← Back to context

Comment by hans_castorp

2 years ago

> How long would it take you to write the SQL for that?

    select distinct on (album_id) *
    from tracks
    order by album_id, milliseconds desc;

Eh, `DISTICT ON` is a custom PostgreSQL extension.

A standard* method would be:

    SELECT *
    FROM tracks
    QUALIFY row_number() over (partition by album_id order by milliseconds desc) = 1;

But the QUALIFY clause is so new that it doesn't work on most RDBMSs. If you're on MS SQL Server, you're still using:

    SELECT *
    FROM (
      SELECT *
        ,row_number() over (partition by album_id order by milliseconds desc) rn
      FROM tracks
      ) x
    WHERE x.rn = 1;

That said, I still don't think PRQL is particularly amazing. I can't tell if it's merely syntactic sugar for SQL, or if it's actually meant to control query execution. If it's the former, it's likely to frustrate developers because it's actually just another layer of abstraction. If it's the latter, then it requires the developer to not only understand the data model well enough to be able to write SQL queries, they need to be able to understand the RDBMS impementation details well enough to be able to write queries that best take advantage of the current database's indexes, statistics, and configuration. Even something as simple as sorting before filtering or projecting can be a significant performance issue. Nevermind the fact that relational algebra done in the wrong order can be non-deterministic or not equivalent transformations, so even if the query processor is smart enough to do rewrites whatever the developer enters might be logically different unintentionally.

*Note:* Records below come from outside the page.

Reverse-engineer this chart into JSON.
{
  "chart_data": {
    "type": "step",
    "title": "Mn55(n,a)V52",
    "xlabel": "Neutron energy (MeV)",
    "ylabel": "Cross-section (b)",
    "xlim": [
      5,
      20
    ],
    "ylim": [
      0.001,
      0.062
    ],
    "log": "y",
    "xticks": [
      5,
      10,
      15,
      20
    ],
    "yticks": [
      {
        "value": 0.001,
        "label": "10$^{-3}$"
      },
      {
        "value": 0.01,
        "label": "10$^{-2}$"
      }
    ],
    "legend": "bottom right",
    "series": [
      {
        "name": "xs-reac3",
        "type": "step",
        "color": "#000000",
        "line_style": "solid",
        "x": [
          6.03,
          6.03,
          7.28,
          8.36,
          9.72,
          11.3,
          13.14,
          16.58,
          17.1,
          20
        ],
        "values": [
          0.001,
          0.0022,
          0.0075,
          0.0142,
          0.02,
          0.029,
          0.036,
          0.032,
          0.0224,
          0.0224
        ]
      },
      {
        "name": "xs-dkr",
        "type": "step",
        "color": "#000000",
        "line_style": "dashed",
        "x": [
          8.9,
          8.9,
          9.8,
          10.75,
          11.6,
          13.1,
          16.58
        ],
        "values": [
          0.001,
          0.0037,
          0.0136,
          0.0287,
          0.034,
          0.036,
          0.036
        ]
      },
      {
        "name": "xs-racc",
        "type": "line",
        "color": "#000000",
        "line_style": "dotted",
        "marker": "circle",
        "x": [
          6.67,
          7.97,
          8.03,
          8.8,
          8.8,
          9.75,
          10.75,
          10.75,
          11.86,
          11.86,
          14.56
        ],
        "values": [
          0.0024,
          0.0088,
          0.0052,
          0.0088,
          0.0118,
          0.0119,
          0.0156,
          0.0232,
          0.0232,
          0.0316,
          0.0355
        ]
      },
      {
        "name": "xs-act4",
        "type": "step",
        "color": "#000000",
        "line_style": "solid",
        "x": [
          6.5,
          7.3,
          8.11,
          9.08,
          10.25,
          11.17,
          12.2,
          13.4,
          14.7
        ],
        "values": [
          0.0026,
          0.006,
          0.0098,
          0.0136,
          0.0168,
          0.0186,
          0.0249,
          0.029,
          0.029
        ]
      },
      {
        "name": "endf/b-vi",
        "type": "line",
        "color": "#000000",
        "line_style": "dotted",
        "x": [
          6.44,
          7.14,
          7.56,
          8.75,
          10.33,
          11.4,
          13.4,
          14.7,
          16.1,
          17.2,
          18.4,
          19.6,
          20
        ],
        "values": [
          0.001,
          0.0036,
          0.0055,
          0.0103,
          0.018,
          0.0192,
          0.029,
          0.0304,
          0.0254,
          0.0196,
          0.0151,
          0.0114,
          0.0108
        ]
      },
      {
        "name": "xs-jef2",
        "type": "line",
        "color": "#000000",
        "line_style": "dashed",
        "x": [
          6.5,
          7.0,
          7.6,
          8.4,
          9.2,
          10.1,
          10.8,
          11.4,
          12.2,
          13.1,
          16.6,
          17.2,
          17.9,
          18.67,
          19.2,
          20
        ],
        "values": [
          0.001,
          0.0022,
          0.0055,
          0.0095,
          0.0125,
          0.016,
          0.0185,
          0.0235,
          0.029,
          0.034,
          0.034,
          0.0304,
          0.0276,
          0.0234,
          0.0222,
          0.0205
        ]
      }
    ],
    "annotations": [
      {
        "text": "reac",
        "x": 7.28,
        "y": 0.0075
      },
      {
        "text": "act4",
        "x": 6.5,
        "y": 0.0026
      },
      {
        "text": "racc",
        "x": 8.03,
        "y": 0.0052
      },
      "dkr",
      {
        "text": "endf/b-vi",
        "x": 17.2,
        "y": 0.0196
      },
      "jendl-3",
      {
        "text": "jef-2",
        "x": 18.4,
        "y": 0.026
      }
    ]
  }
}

Ultimately I think it's a tool that lets the developer thinking about the problem in the way they prefer, rather than thinking about the problem in the way that best suits the problem at hand. Like insisting on writing documentation in LaTeX instead of Word or Markdown.

*: I believed this was in SQL 2023, but double checking it looks like it did not have make the final standard. I would be surprised if it didn't make it in the future, however.

  • The PRQL extension discussed here is for Postgres, so my solution was Postgres specific.

    Since when is QUALIFY part of the SQL standard? So far I have only seen it as a proprietary feature in Terradata.

  • Damn. Reading your comment, i was about to be really glad that this pain would be a thing of the past before too long. Too bad it didn't make the standard :(

    • Well, even when it's part of the standard it will take about 6 years before your vendor chooses to implment it.

      And even then, it'll be another 6 years before your application vendor finally upgrades to it.

      And even then, it'll be another 6 years before the database feature is allowed to be enabled.

      And even then, your reporting software won't support it.

      1 reply →

With the additional benefit that resources about SQL are everywhere and every question has been answered already multiple times. On top of that you are most likely to encounter SQL at a job than PRQL.

You'd also need a LIMIT or a TOP, and you might need a subquery for that depending on your SQL of choice.

  • The question was "the longest track per album", so I'd expect one row per album as the result (which is what my query does). But adding a LIMIT would not do that.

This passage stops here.